Why is it that when you're at your low point healthwise that shit happens? I make no secret of the fact that my relationship with Colin is rocky to the say the least - much as I love him (and I really really do), we don't get on that well, and rows are a common feature in this house (of course if he just did as he was told and stopped peeing me off there wouldn't be any need for rows!); but the last few days have been really good since we had a major blow-up and I think I got through to him. My biggest bugbear is his job. Let me explain ... he is an electronics engineer, currently working with a huge multi-national company. I encouraged him to take the job (he was working for a one-man band before and was incredibly restricted in what he was 'allowed' to do), though since he's been there (coming up for two years) his job has changed a few times because they realised how multi-skilled he was and all the different departments were fighting over who got to keep him (how cute!). He's been working as a project engineer for ages now, which is what he wants to do, but he's also part of the site team. Anyway, quite often because of jobs that come in at work I find myself having to change MY plans at the last minute on a far too frequent basis, and it makes me really cross. Yet again today I got dumped on and had to change my plans and all because of his stupid job, and believe you me I am absolutely livid. I have arranged to meet a friend for dinner tomorrow, and if he dares even try wriggle out of picking Ethan up or make me change my plans in any way, then that really will be the straw that broke the camel's back. I am sick to death of having no life at all and being stuck with the kids all the time - don't get me wrong, I love my kids to bits, but I would like to be able to do stuff by myself - it's impossible to shop properly with two whining kids in tow. Whew! Moan over!

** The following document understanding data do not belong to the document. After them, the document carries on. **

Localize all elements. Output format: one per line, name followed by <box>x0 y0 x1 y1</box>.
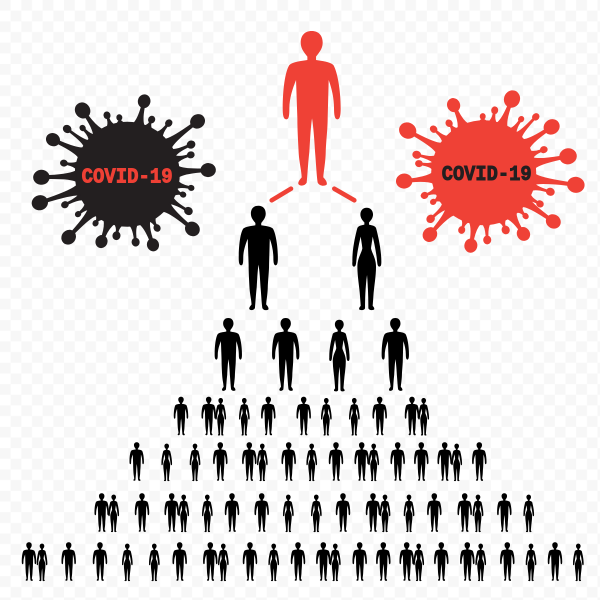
virus: red with black label <box>395 88 586 254</box>
figure: infected red man at apex <box>283 31 341 186</box>
red virus body and spikes <box>395 88 586 254</box>
black virus body and spikes <box>30 93 216 253</box>
arrow: red dash to left <box>272 189 291 200</box>
row 7: small figures <box>22 542 584 581</box>
row 5: small figures <box>129 442 487 481</box>
label: COVID-19 in black: COVID-19 <box>442 164 532 187</box>
row 6: small figures <box>94 493 534 532</box>
row 3: four black figures <box>215 318 409 391</box>
virus: black with red label <box>30 93 216 253</box>
row 4: small figures <box>174 397 429 436</box>
row 2: two black figures <box>239 206 381 310</box>
arrow: red dash to right <box>334 189 354 200</box>
label: COVID-19 in red: COVID-19 <box>82 167 173 190</box>
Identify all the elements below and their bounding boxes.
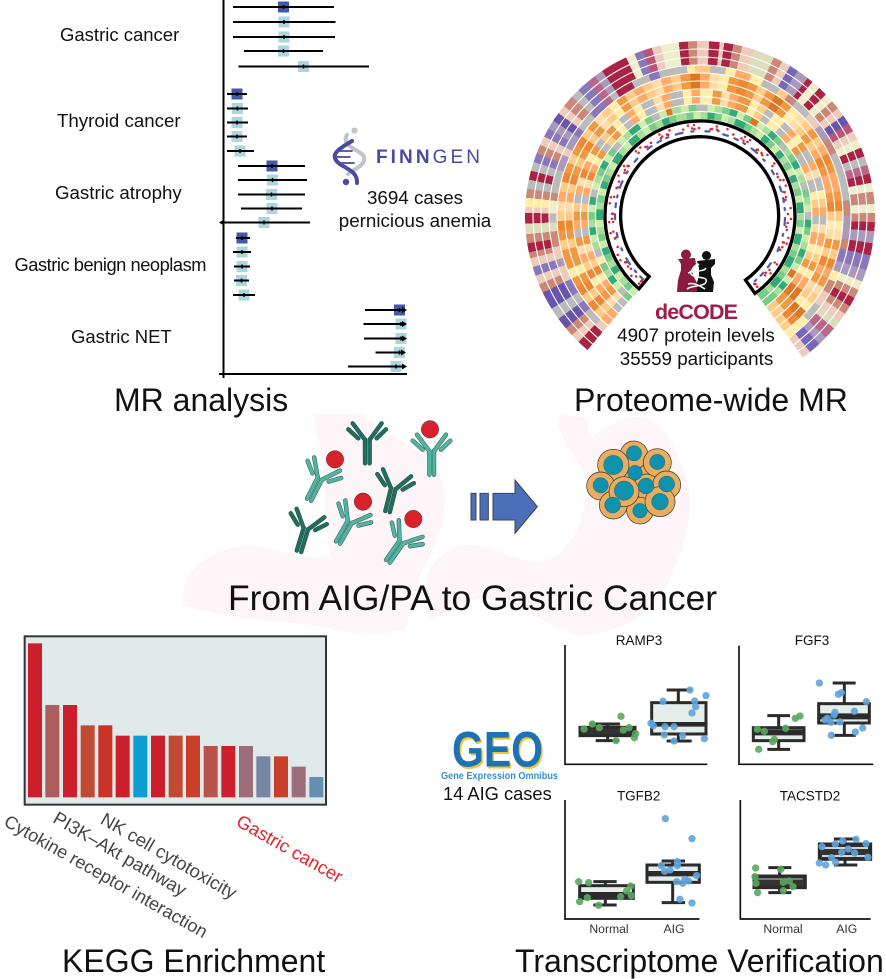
title: FGF3: FGF3: [795, 633, 829, 648]
axis label: AIG: AIG: [836, 922, 857, 936]
logo text: Gene Expression Omnibus: Gene Expression Omnibus: [441, 770, 558, 782]
chart: RAMP3 boxplot: [565, 633, 710, 764]
heading: Proteome-wide MR: Proteome-wide MR: [574, 382, 848, 418]
axis label: Normal: Normal: [763, 922, 803, 936]
heading: MR analysis: MR analysis: [114, 382, 288, 418]
logo text: deCODE: deCODE: [655, 300, 738, 324]
panel: KEGG enrichment bar chart: [25, 636, 326, 805]
label: Gastric cancer: Gastric cancer: [60, 24, 179, 45]
title: TACSTD2: TACSTD2: [780, 789, 840, 804]
icon: FinnGen DNA helix: [335, 128, 364, 185]
text: FinnGen cases: 3694 cases: [367, 187, 463, 208]
title: RAMP3: RAMP3: [616, 633, 662, 648]
text: 14 AIG cases: 14 AIG cases: [443, 783, 552, 804]
chart: TACSTD2 boxplot: [740, 789, 872, 936]
text: protein levels: 4907 protein levels: [617, 324, 775, 346]
logo text: FINNGEN: FINNGEN: [376, 147, 480, 168]
text: participants: 35559 participants: [620, 348, 773, 369]
forest plot axes: [219, 0, 407, 378]
chart: TGFB2 boxplot: [565, 789, 700, 936]
title: TGFB2: TGFB2: [617, 789, 660, 804]
label: Gastric atrophy: Gastric atrophy: [55, 182, 182, 203]
antibodies with antigens: [281, 421, 450, 572]
forest plot: thyroid cancer rows: [227, 88, 254, 156]
heading: Transcriptome Verification: Transcriptome Verification: [515, 943, 884, 979]
axis label: PI3K-Akt pathway: PI3K–Akt pathway: [50, 807, 191, 901]
ring separators of heatmap: [533, 49, 867, 383]
forest plot: gastric atrophy rows: [219, 160, 310, 228]
label: Thyroid cancer: Thyroid cancer: [57, 110, 181, 131]
icon: deCODE figures: [677, 250, 715, 292]
axis label: Cytokine receptor interaction: Cytokine receptor interaction: [1, 811, 211, 942]
Manhattan track with scatter dots: [605, 121, 795, 293]
forest plot: gastric cancer rows: [233, 2, 369, 72]
circular proteome heatmap: [525, 41, 875, 358]
logo: GEO: GEO: [454, 724, 544, 780]
axis label: Gastric cancer: Gastric cancer: [233, 810, 347, 887]
logo: GEO: GEO: [452, 722, 543, 778]
axis label: NK cell cytotoxicity: NK cell cytotoxicity: [97, 808, 241, 904]
axis label: AIG: AIG: [664, 922, 684, 936]
forest plot: gastric NET rows: [348, 304, 407, 372]
label: Gastric NET: Gastric NET: [71, 326, 172, 347]
label: Gastric benign neoplasm: Gastric benign neoplasm: [14, 254, 206, 275]
axis label: Normal: Normal: [589, 922, 629, 936]
heading: From AIG/PA to Gastric Cancer: From AIG/PA to Gastric Cancer: [228, 578, 717, 618]
forest plot: gastric benign neoplasm rows: [233, 232, 255, 300]
heading: KEGG Enrichment: KEGG Enrichment: [62, 943, 325, 979]
text: pernicious anemia: pernicious anemia: [339, 210, 492, 231]
icon: tumour cell cluster: [587, 441, 681, 524]
arrow: AIG to cancer: [471, 480, 537, 533]
chart: FGF3 boxplot: [739, 633, 873, 764]
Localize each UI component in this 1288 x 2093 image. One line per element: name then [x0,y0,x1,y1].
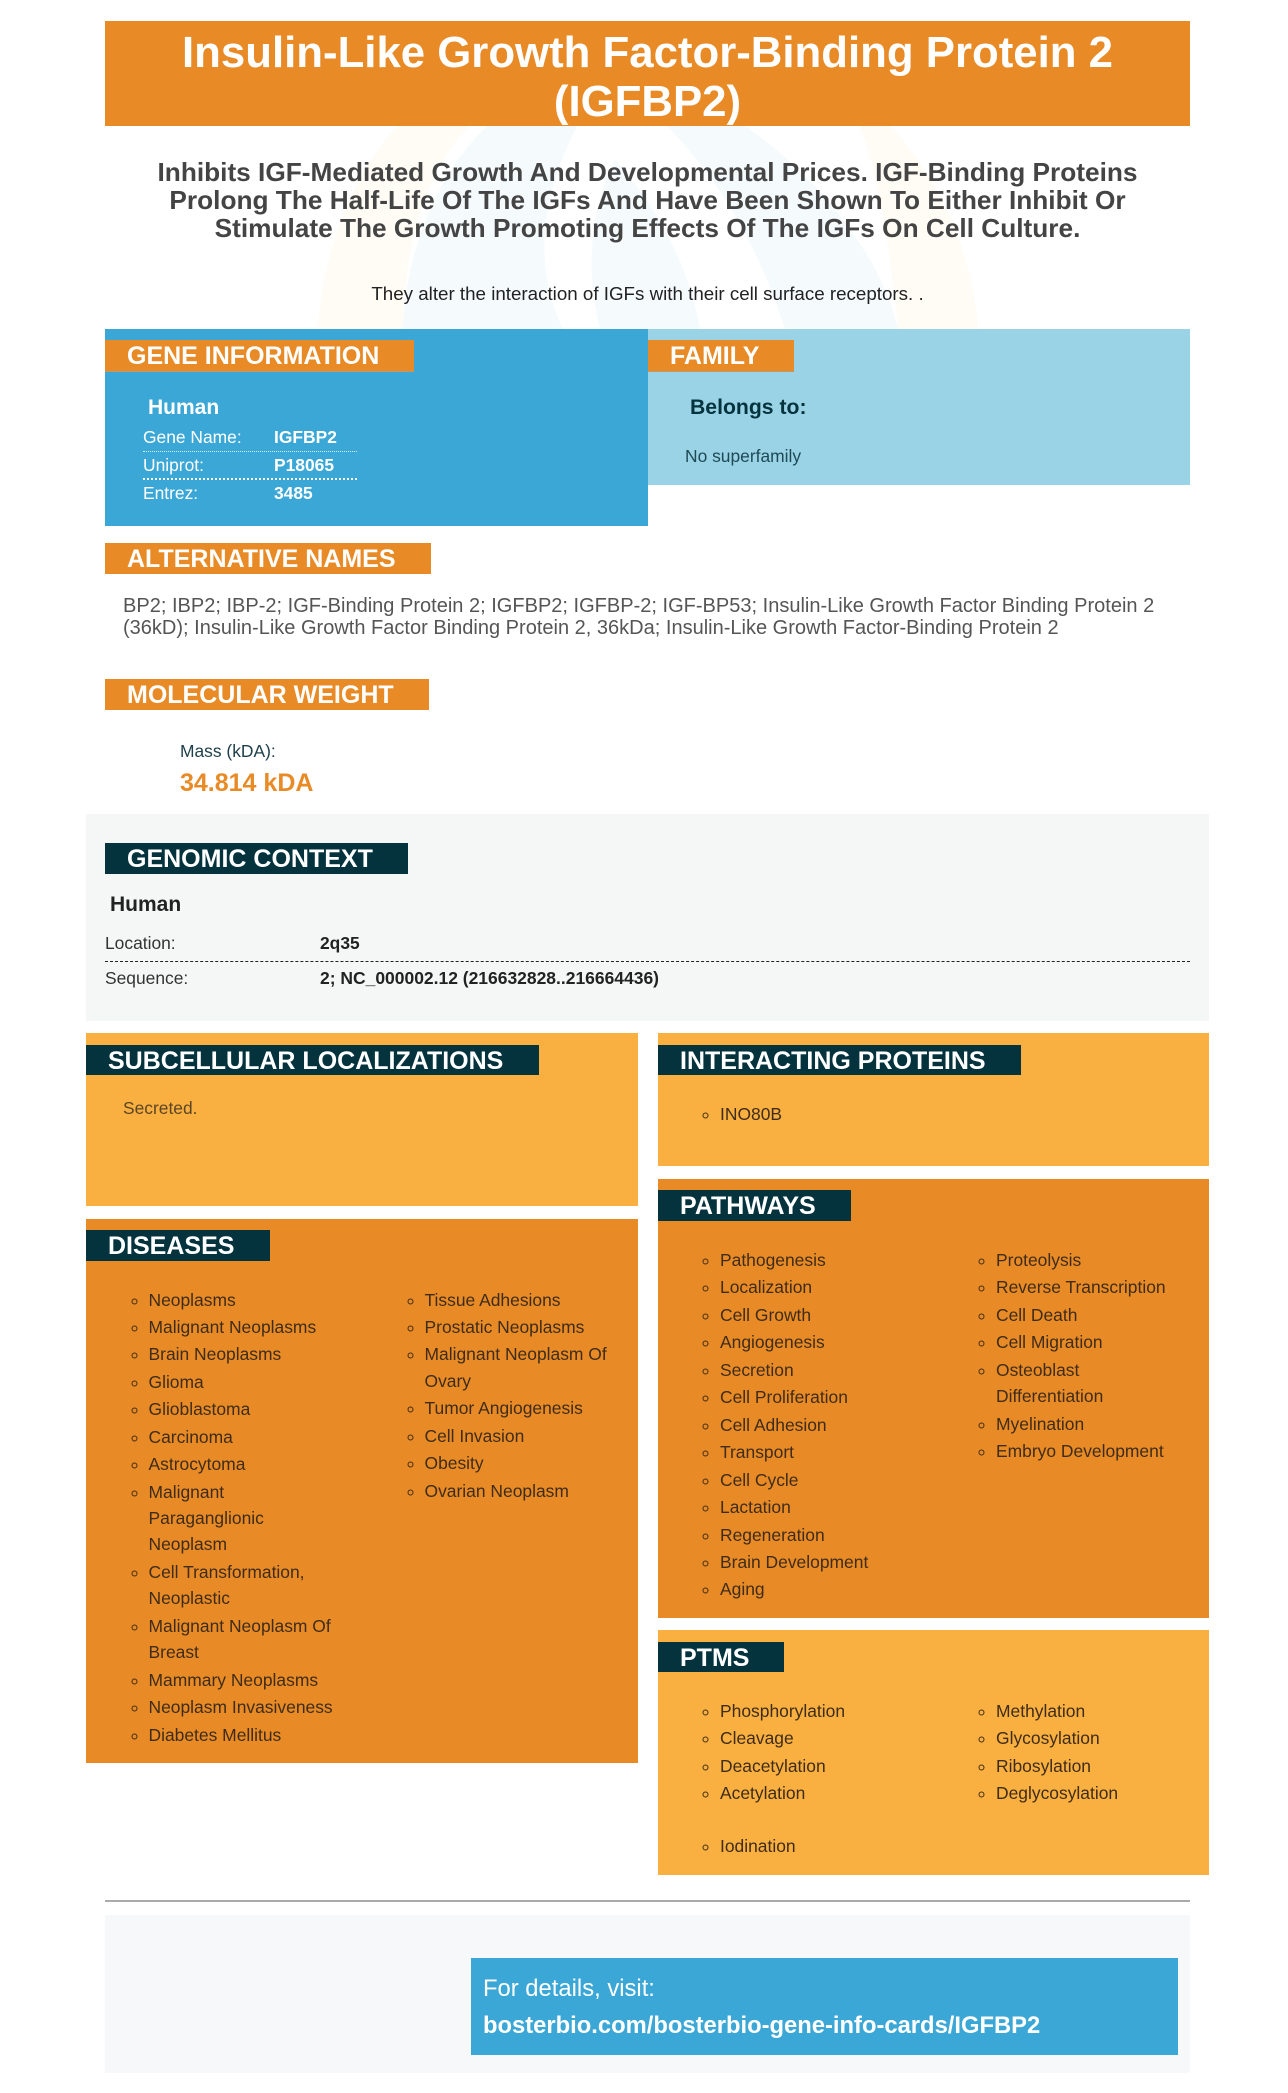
title banner: (IGFBP2) [554,77,741,126]
alternative names text: BP2; IBP2; IBP-2; IGF-Binding Protein 2; IGFBP2; IGFBP-2; IGF-BP53; Insulin-Like Growth Factor Binding Protein 2 [123,595,1154,617]
pathway list column 1: Aging [720,1579,765,1599]
disease list column 2: Cell Invasion [424,1426,524,1446]
panel: pathways [658,1173,1209,1618]
heading: genomic context: GENOMIC CONTEXT [127,845,373,873]
ptm list column 2: Deglycosylation [996,1783,1118,1803]
panel: ptms [658,1630,1209,1875]
ptm list column 1: Phosphorylation [720,1701,845,1721]
entrez row [143,483,313,503]
heading: alternative names: ALTERNATIVE NAMES [127,545,396,573]
pathway list column 1 [702,1253,868,1598]
subtitle summary [158,156,1138,243]
pathway list column 2: Cell Migration [996,1332,1103,1352]
subtitle summary: Prolong The Half-Life Of The IGFs And Have Been Shown To Either Inhibit Or [169,185,1126,215]
disease list column 1: Paraganglionic [148,1508,264,1528]
heading: subcellular localizations: SUBCELLULAR LOCALIZATIONS [108,1047,503,1075]
sequence row [105,968,659,988]
sequence row: Sequence: [105,968,188,988]
details url: bosterbio.com/bosterbio-gene-info-cards/IGFBP2 [483,2012,1040,2039]
heading: pathways [658,1190,851,1221]
uniprot row: P18065 [274,455,334,475]
pathway list column 2: Differentiation [996,1386,1103,1406]
heading: ptms: PTMS [680,1644,749,1672]
ptm list column 1 [702,1701,845,1803]
location row: 2q35 [320,933,360,953]
species label: Human [148,396,219,419]
mass value: 34.814 kDA [180,768,313,796]
heading: molecular weight: MOLECULAR WEIGHT [127,681,394,709]
heading: pathways: PATHWAYS [680,1192,816,1220]
subtitle summary: Inhibits IGF-Mediated Growth And Developmental Prices. IGF-Binding Proteins [158,156,1138,186]
disease list column 2: Prostatic Neoplasms [424,1317,584,1337]
pathway list column 1: Angiogenesis [720,1332,825,1352]
heading: ptms [658,1642,784,1672]
disease list column 1: Neoplasm Invasiveness [148,1697,333,1717]
pathway list column 2 [978,1253,1164,1460]
callout: details link [471,1958,1178,2055]
pathway list column 1: Cell Proliferation [720,1387,848,1407]
ptm list column 2: Glycosylation [996,1728,1100,1748]
family value: No superfamily [685,446,801,466]
gene name row: Gene Name: [143,427,242,447]
pathway list column 1: Transport [720,1442,794,1462]
pathway list column 1: Secretion [720,1360,794,1380]
panel: subcellular localizations [86,1033,638,1206]
disease list column 1: Neoplasms [148,1290,236,1310]
disease list column 1: Cell Transformation, [148,1562,305,1582]
disease list column 2 [408,1290,607,1501]
heading: family: FAMILY [670,342,759,370]
pathway list column 1: Regeneration [720,1525,825,1545]
ptm list column 2 [978,1701,1118,1803]
pathway list column 2: Myelination [996,1414,1084,1434]
ptm list column 1: Deacetylation [720,1756,826,1776]
panel: diseases [86,1219,638,1763]
disease list column 2: Ovarian Neoplasm [424,1481,569,1501]
disease list column 1: Diabetes Mellitus [148,1725,281,1745]
panel: interacting proteins [658,1033,1209,1166]
disease list column 1: Glioma [148,1372,204,1392]
alternative names text: (36kD); Insulin-Like Growth Factor Binding Protein 2, 36kDa; Insulin-Like Growth Factor-Binding Protein 2 [123,617,1059,639]
disease list column 1: Neoplastic [148,1588,230,1608]
disease list column 2: Malignant Neoplasm Of [424,1344,607,1364]
panel: genomic context: 2; NC_000002.12 (216632828..216664436) [320,968,659,988]
disease list column 2: Tumor Angiogenesis [424,1398,583,1418]
disease list column 2: Tissue Adhesions [424,1290,561,1310]
pathway list column 1: Brain Development [720,1552,868,1572]
panel: family [648,329,1190,485]
disease list column 1: Breast [148,1642,199,1662]
pathway list column 1: Pathogenesis [720,1250,826,1270]
disease list column 1: Malignant Neoplasm Of [148,1616,331,1636]
ptm list column 1: Acetylation [720,1783,805,1803]
title banner [105,21,1190,126]
location row: Location: [105,933,176,953]
disease list column 1: Brain Neoplasms [148,1344,281,1364]
disease list column 2: Ovary [424,1371,471,1391]
gene name row [143,424,357,452]
pathway list column 1: Cell Growth [720,1305,811,1325]
heading: family [648,340,794,371]
disease list column 1: Carcinoma [148,1427,233,1447]
pathway list column 1: Cell Cycle [720,1470,798,1490]
disease list column 1: Neoplasm [148,1534,227,1554]
pathway list column 2: Reverse Transcription [996,1277,1166,1297]
panel: footer [105,1915,1190,2073]
background watermark logo [318,126,978,329]
description sentence: They alter the interaction of IGFs with their cell surface receptors. . [371,283,924,304]
disease list column 1: Mammary Neoplasms [148,1670,318,1690]
ptm list extra item: Iodination [720,1836,796,1856]
ptm list column 2: Ribosylation [996,1756,1091,1776]
ptm list column 1: Cleavage [720,1728,794,1748]
species label: Human [110,893,181,916]
panel: genomic context [86,814,1209,1021]
heading: diseases [86,1230,270,1261]
heading: interacting proteins: INTERACTING PROTEINS [680,1047,986,1075]
ptm list column 2: Methylation [996,1701,1085,1721]
protein list: INO80B [720,1104,782,1124]
uniprot row: Uniprot: [143,455,204,475]
pathway list column 2: Cell Death [996,1305,1077,1325]
disease list column 1: Astrocytoma [148,1454,245,1474]
localization text: Secreted. [123,1098,198,1118]
pathway list column 1: Localization [720,1277,812,1297]
disease list column 1: Malignant Neoplasms [148,1317,316,1337]
mass label: Mass (kDA): [180,741,276,761]
pathway list column 2: Embryo Development [996,1441,1164,1461]
title banner: Insulin-Like Growth Factor-Binding Protein 2 [182,28,1113,77]
belongs to label: Belongs to: [690,396,807,419]
pathway list column 2: Proteolysis [996,1250,1081,1270]
disease list column 1: Glioblastoma [148,1399,250,1419]
pathway list column 2: Osteoblast [996,1360,1079,1380]
disease list column 2: Obesity [424,1453,484,1473]
heading: diseases: DISEASES [108,1232,234,1260]
pathway list column 1: Cell Adhesion [720,1415,827,1435]
alternative names text [123,595,1154,639]
uniprot row [143,452,357,480]
panel: gene information [105,329,648,526]
location row [105,930,1190,962]
heading: gene information: GENE INFORMATION [127,342,379,370]
pathway list column 1: Lactation [720,1497,791,1517]
panel: gene information: 3485 [274,483,313,503]
disease list column 1 [132,1290,333,1745]
disease list column 1: Malignant [148,1482,224,1502]
entrez row: Entrez: [143,483,198,503]
gene name row: IGFBP2 [274,427,337,447]
details label: For details, visit: [483,1975,655,2002]
subtitle summary: Stimulate The Growth Promoting Effects Of The IGFs On Cell Culture. [215,213,1080,243]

Speaking of tomorrow night, I'm really looking forward to it. I haven't had a night out by myself for far longer than I care to remember. I'm meeting my friend Jacqui, who is wildly entertaining, so I'm sure there will be lots of laughing. We're going to the pub and then for dinner, and I can't wait.

Not much else to report - Mojo is still missing in action. I've been aimlessly channel hopping through the music channels for hours trying to find something interesting to watch. Still in pain. Still depressed. Same old same old.